Atlanta’s bullpen had a couple solid performers but as a whole it was pretty unimpressive, pitching to a combined 4.58 ERA, which was 26th in the league. Sam Freeman and Arodys Vizcaino were the two faces of the Braves ‘pen. Both pitched to sub-three ERAs (2.55 and 2.83, respectively) with FIPs in the low-to-mid threes. Special recognition also goes out to a trio of young relievers in A.J. Minter, Dan Winkler, and Akeel Morris: they pitched to 3.00, 2.51, and 1.23 ERAs, respectively, albeit in limited time (the first two names had 16 appearances, while Morris had just eight). The rest of the bullpen was uninspiring. Names like Jim Johnson, Eric O’Flaherty, and Ian Krol simply weren’t good, while arms like Jason Motte and Jose Ramirez had questionable peripherals.
The Braves had a fairly quiet offseason. Outside of a trade with the Dodgers, they only made very minor moves. There weren’t really any notable additions; none of the players they acquired this offseason are likely to contribute much, if it all. It’s clear that the Braves are simply biding their time until their prospects are ready.
The most notable departure was Matt Kemp. He was a part of that aforementioned Dodgers trade. It’s fair to wonder how much his departure will truly hurt the Braves; he’s been declining for years, so it might turn out to be a positive.
Best Case: The Braves continue their slow improvement, winning close to 80 games on the backs of their young talent. Albies and Swanson prove that they’ll be the middle infield of the future for the Braves while Freddie Freeman continues to rake. The pitching staff, while inconsistent, is led by the young trio of Newcomb, Teheran, and Luiz Gohara. Ronald Acuna gets recalled and impresses in his rookie debut, giving fans even more reasons for optimism heading into 2019 and beyond.
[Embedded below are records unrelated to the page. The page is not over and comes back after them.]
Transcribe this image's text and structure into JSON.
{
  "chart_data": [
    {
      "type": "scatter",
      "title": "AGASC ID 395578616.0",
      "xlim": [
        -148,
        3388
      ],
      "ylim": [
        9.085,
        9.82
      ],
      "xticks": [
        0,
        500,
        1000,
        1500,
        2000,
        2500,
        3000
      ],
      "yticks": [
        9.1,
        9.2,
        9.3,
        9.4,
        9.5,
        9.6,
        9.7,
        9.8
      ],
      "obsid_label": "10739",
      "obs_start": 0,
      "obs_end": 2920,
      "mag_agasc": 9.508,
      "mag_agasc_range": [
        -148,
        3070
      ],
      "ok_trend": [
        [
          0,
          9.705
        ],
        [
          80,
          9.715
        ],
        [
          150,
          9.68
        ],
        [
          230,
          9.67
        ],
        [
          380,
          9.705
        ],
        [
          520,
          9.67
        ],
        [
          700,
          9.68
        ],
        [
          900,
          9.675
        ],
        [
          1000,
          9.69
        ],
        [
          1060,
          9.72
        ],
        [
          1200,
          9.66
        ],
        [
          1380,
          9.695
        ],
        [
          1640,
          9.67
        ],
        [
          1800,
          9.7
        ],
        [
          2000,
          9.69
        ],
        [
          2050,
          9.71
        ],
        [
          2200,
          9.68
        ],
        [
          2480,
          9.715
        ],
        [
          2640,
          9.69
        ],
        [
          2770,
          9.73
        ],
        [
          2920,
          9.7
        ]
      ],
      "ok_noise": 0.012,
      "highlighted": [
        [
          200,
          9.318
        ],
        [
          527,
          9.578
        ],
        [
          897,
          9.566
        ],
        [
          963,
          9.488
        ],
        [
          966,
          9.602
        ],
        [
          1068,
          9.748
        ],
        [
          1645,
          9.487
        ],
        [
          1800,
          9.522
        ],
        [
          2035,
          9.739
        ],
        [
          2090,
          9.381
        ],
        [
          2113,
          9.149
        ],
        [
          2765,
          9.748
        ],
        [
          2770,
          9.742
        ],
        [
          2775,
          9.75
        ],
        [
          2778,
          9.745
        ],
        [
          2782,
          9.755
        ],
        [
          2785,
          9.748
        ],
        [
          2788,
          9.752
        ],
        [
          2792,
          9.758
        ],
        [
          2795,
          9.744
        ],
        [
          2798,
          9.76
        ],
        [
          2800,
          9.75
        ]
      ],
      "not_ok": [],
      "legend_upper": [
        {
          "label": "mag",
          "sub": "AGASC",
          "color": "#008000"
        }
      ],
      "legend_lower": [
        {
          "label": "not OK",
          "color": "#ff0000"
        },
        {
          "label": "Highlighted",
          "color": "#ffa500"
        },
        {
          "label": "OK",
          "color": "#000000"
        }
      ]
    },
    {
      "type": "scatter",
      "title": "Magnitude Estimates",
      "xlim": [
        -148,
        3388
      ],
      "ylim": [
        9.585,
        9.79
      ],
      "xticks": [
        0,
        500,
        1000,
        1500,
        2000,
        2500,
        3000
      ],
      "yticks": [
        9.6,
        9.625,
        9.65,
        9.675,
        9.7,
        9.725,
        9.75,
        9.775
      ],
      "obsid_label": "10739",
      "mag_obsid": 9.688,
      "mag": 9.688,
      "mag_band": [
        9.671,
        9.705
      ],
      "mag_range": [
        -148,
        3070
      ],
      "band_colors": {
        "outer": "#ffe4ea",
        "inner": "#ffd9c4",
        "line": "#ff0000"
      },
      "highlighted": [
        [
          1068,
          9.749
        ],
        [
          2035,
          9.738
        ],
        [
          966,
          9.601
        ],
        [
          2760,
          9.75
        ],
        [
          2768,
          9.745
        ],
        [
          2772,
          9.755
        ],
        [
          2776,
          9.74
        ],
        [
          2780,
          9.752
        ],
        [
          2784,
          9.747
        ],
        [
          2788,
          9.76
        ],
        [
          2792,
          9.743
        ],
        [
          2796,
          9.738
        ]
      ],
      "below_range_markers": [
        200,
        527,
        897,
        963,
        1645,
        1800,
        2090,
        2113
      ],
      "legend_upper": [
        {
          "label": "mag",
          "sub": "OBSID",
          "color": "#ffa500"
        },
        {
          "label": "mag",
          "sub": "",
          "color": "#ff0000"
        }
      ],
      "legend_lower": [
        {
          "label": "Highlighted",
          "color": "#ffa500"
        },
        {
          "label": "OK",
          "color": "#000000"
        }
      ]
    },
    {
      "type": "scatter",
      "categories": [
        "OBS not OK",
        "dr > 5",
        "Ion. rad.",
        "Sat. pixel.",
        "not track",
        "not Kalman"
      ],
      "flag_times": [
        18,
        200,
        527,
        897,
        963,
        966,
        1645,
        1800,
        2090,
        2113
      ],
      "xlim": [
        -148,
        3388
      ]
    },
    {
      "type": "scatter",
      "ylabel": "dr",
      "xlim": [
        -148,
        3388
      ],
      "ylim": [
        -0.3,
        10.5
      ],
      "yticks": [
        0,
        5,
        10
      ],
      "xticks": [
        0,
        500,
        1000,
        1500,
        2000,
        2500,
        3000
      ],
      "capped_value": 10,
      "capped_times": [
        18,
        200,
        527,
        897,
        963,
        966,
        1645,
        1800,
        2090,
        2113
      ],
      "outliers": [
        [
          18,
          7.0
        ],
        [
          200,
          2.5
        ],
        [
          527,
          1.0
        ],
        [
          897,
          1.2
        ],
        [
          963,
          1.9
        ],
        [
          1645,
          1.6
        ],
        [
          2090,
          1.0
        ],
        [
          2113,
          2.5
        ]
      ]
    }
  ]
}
Worst Case: Freeman gets injured again, Inciarte regresses, and Swanson is not able to get back to the floor his created during his rookie campaign? There are some things that could go wrong for the Braves in 2018, but they are in such an enviable position with the amount of top-tier prospects they have in their farm system. The Braves could struggle mightily in multiple areas this season, but as long as their prospects continue to progress, another losing season for Atlanta wouldn’t be the worst thing in the world.